I'm trying to record grouping in expressions, like:

condition_a = Condition( "x = 5 ")
condition_b = Condition( "y > 6 " )
condition_c = Condition( "z = 7 " )

condition_c & ( condition_a | condition_b )

These are expressions a user can write to configure a SQL query, so the above would ultimately be expressed as x = 5 AND (y > 6 OR z = 7).

I tried this:

class Condition( object ) :
    def __init__( self, expr ) :
        ....

    def __and__( self , other ) :
        print 'calling and'
        ....
        return self

    def __or__( self , other ) : 
        print 'calling or'
        ....
        return self

    def __call__( self , other ) :
        print 'calling ()'
        ....
        return self

I would expect this code :

condition_a = Condition( "x = 5 ")
condition_b = Condition( "y > 6 " )
condition_c = Condition( "z = 7 " )
condition = condition_c & ( condition_a | condition_b )
expected =  "z = 7 AND ( x = 5 OR y > 6 )" 

to print the calling () but it does not. I just see :

calling or
calling and

It seems I am not using a call, so something like condition_a(1), so __call__ is not called.

Is there a way to achieve what I want? You can check the expected which is what I want to have (and and or works, it's just I don't have the parenthesis around part of the expression).


Solution

  • No, the (...) parentheses in your expression are not a call expression. They are just there to group your expressions.

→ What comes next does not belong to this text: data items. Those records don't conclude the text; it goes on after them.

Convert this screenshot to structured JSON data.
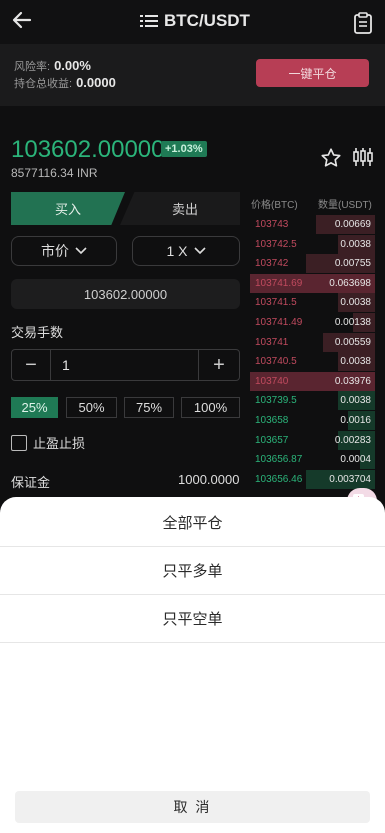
{
  "header": {
    "title": "BTC/USDT"
  },
  "risk": {
    "risk_label": "风险率:",
    "risk_value": "0.00%",
    "pnl_label": "持仓总收益:",
    "pnl_value": "0.0000",
    "close_all_label": "一键平仓"
  },
  "ticker": {
    "price": "103602.00000",
    "change": "+1.03%",
    "inr": "8577116.34 INR"
  },
  "trade": {
    "buy_label": "买入",
    "sell_label": "卖出",
    "order_type": "市价",
    "leverage": "1 X",
    "price_input": "103602.00000",
    "qty_label": "交易手数",
    "qty_value": "1",
    "minus": "−",
    "plus": "+",
    "percents": [
      "25%",
      "50%",
      "75%",
      "100%"
    ],
    "tpsl_label": "止盈止损",
    "margin_label": "保证金",
    "margin_value": "1000.0000"
  },
  "orderbook": {
    "col_price": "价格(BTC)",
    "col_qty": "数量(USDT)",
    "asks": [
      {
        "p": "103743",
        "q": "0.00669",
        "depth": 0.47
      },
      {
        "p": "103742.5",
        "q": "0.0038",
        "depth": 0.3
      },
      {
        "p": "103742",
        "q": "0.00755",
        "depth": 0.55
      },
      {
        "p": "103741.69",
        "q": "0.063698",
        "depth": 1.0
      },
      {
        "p": "103741.5",
        "q": "0.0038",
        "depth": 0.3
      },
      {
        "p": "103741.49",
        "q": "0.00138",
        "depth": 0.18
      },
      {
        "p": "103741",
        "q": "0.00559",
        "depth": 0.42
      },
      {
        "p": "103740.5",
        "q": "0.0038",
        "depth": 0.3
      },
      {
        "p": "103740",
        "q": "0.03976",
        "depth": 1.0
      }
    ],
    "bids": [
      {
        "p": "103739.5",
        "q": "0.0038",
        "depth": 0.3
      },
      {
        "p": "103658",
        "q": "0.0016",
        "depth": 0.22
      },
      {
        "p": "103657",
        "q": "0.00283",
        "depth": 0.3
      },
      {
        "p": "103656.87",
        "q": "0.0004",
        "depth": 0.12
      },
      {
        "p": "103656.46",
        "q": "0.003704",
        "depth": 0.55
      }
    ]
  },
  "sheet": {
    "items": [
      "全部平仓",
      "只平多单",
      "只平空单"
    ],
    "cancel": "取 消"
  },
  "colors": {
    "up": "#2bb47a",
    "down": "#c04a5e",
    "accent_red": "#b73e55"
  }
}
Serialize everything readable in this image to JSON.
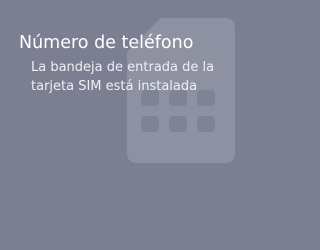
{
  "tile": {
    "title": "Número de teléfono",
    "description": "La bandeja de entrada de la tarjeta SIM está instalada",
    "icon": "sim-card-icon"
  },
  "colors": {
    "background": "#7b7f91",
    "title": "#ffffff",
    "description": "#eef0f5",
    "icon": "#8e91a2"
  }
}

    Python does not preserve grouping parentheses. They only are used by the parser to build an abstract syntax tree, and grouping influences in what order expressions are executed.

    The expression

    A & B | C
    

    is parsed into a tree of BinOp objects, like this:

          |
        /   \
       &      C
     /   \
    A     B
    

    & binds more tightly here, so A & B is executed before the | operator is executed. That's because the | operator has a lower precedence than &.

    Parentheses tell the parser to build separate trees for everything between (...) before putting that into the tree, so the expression

    A & (B | C)
    

    becomes

       &
     /   \
    A     |
        /   \
      B       C
    

    The parentheses are gone, all that is left is the tree of expressions, and Python knows know in what order you need to execute those expressions; the | is executed first, on B and C, and the result of this expression is then used in the & operator.

    You can look at those AST objects with the ast module:

    >>> import ast
    >>> print(ast.dump(ast.parse('A & B | C').body[0].value)))
    BinOp(
        left=BinOp(
            left=Name(id='A', ctx=Load()),
            op=BitAnd(),
            right=Name(id='B', ctx=Load())
        ),
        op=BitOr(),
        right=Name(id='C', ctx=Load()))
    )
    >>> print(ast.dump(ast.parse('A & (B | C)').body[0].value))
    BinOp(
        left=Name(id='A', ctx=Load()),
        op=BitAnd(),
        right=BinOp(
            left=Name(id='B', ctx=Load()),
            op=BitOr(),
            right=Name(id='C', ctx=Load())
        )
    )
    

    (I unwrapped the outer Module and Expr objects to focus on the BinOp trees, and manually indented the nested objects).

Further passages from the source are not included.